Fluid in human joints is rich in cartilage-protecting microvesicles, the researchers said. These are very small subcellular structures (0.05 to 1 micrometer in diameter) that consist of fluid enclosed by a membrane. They are released by cells to transfer lipids and proteins to target cells.

Some white blood cells´ microvesicles tend to accumulate in large numbers in the joints of rheumatoid arthritis patients. According to a report on the research by QMUL, the biological impact of these microvesicles has been intriguing to researchers because they are known to contain over 300 types of protein that vary in different situations.

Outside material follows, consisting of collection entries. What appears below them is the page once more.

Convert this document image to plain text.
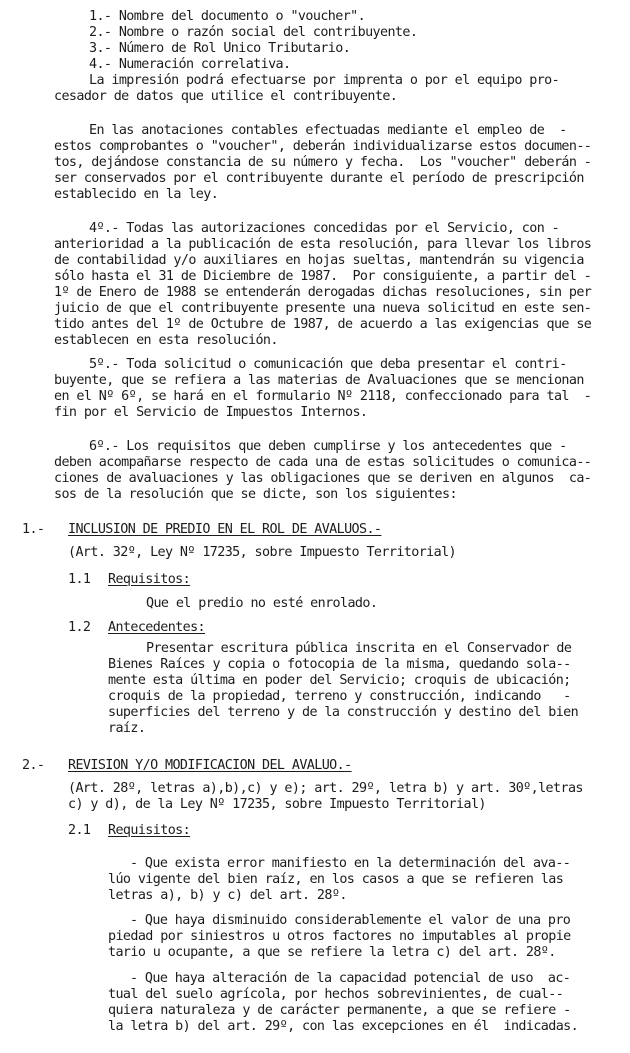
1.- Nombre del documento o "voucher".
2.- Nombre o razón social del contribuyente.
3.- Número de Rol Unico Tributario.
4.- Numeración correlativa.
La impresión podrá efectuarse por imprenta o por el equipo pro-
cesador de datos que utilice el contribuyente.
En las anotaciones contables efectuadas mediante el empleo de  -
estos comprobantes o "voucher", deberán individualizarse estos documen--
tos, dejándose constancia de su número y fecha.  Los "voucher" deberán -
ser conservados por el contribuyente durante el período de prescripción
establecido en la ley.
4º.- Todas las autorizaciones concedidas por el Servicio, con -
anterioridad a la publicación de esta resolución, para llevar los libros
de contabilidad y/o auxiliares en hojas sueltas, mantendrán su vigencia
sólo hasta el 31 de Diciembre de 1987.  Por consiguiente, a partir del -
1º de Enero de 1988 se entenderán derogadas dichas resoluciones, sin per
juicio de que el contribuyente presente una nueva solicitud en este sen-
tido antes del 1º de Octubre de 1987, de acuerdo a las exigencias que se
establecen en esta resolución.
5º.- Toda solicitud o comunicación que deba presentar el contri-
buyente, que se refiera a las materias de Avaluaciones que se mencionan
en el Nº 6º, se hará en el formulario Nº 2118, confeccionado para tal  -
fin por el Servicio de Impuestos Internos.
6º.- Los requisitos que deben cumplirse y los antecedentes que -
deben acompañarse respecto de cada una de estas solicitudes o comunica--
ciones de avaluaciones y las obligaciones que se deriven en algunos  ca-
sos de la resolución que se dicte, son los siguientes:
1.- INCLUSION DE PREDIO EN EL ROL DE AVALUOS.-
(Art. 32º, Ley Nº 17235, sobre Impuesto Territorial)
1.1 Requisitos:
Que el predio no esté enrolado.
1.2 Antecedentes:
Presentar escritura pública inscrita en el Conservador de
Bienes Raíces y copia o fotocopia de la misma, quedando sola--
mente esta última en poder del Servicio; croquis de ubicación;
croquis de la propiedad, terreno y construcción, indicando   -
superficies del terreno y de la construcción y destino del bien
raíz.
2.- REVISION Y/O MODIFICACION DEL AVALUO.-
(Art. 28º, letras a),b),c) y e); art. 29º, letra b) y art. 30º,letras
c) y d), de la Ley Nº 17235, sobre Impuesto Territorial)
2.1 Requisitos:
- Que exista error manifiesto en la determinación del ava--
lúo vigente del bien raíz, en los casos a que se refieren las
letras a), b) y c) del art. 28º.
- Que haya disminuido considerablemente el valor de una pro
piedad por siniestros u otros factores no imputables al propie
tario u ocupante, a que se refiere la letra c) del art. 28º.
- Que haya alteración de la capacidad potencial de uso  ac-
tual del suelo agrícola, por hechos sobrevinientes, de cual--
quiera naturaleza y de carácter permanente, a que se refiere -
la letra b) del art. 29º, con las excepciones en él  indicadas.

Lead author Professor Mauro Perretti from QMUL´s William Harvey Research Institute said: “Cartilage has long been thought to be impenetrable to cells and other small structures, leading to strong limitations in our abilities to deliver therapies for arthritis. To our surprise, we´ve now discovered that vesicles released from white blood cells can ‘travel´ into the cartilage and deliver their cargo, and that they also have a protective effect on cartilage affected by arthritis.

“Our study indicates that these vesicles could be a novel form of therapeutic strategy for patients suffering from cartilage damage due to a range of diseases, including osteoarthritis, rheumatoid arthritis and trauma. Treating patients with their own vesicles may only require a day in hospital, and the vesicles could even be ‘fortified´ with other therapeutic agents, for example, omega-3 fatty acids or other small molecules.”

The researchers also found that one particular cellular receptor played a role in protecting cartilage tissue. As such, it could be targeted by new small molecules for the treatment of cartilage erosive diseases.

The findings of the study have been published in Science Translational Medicine.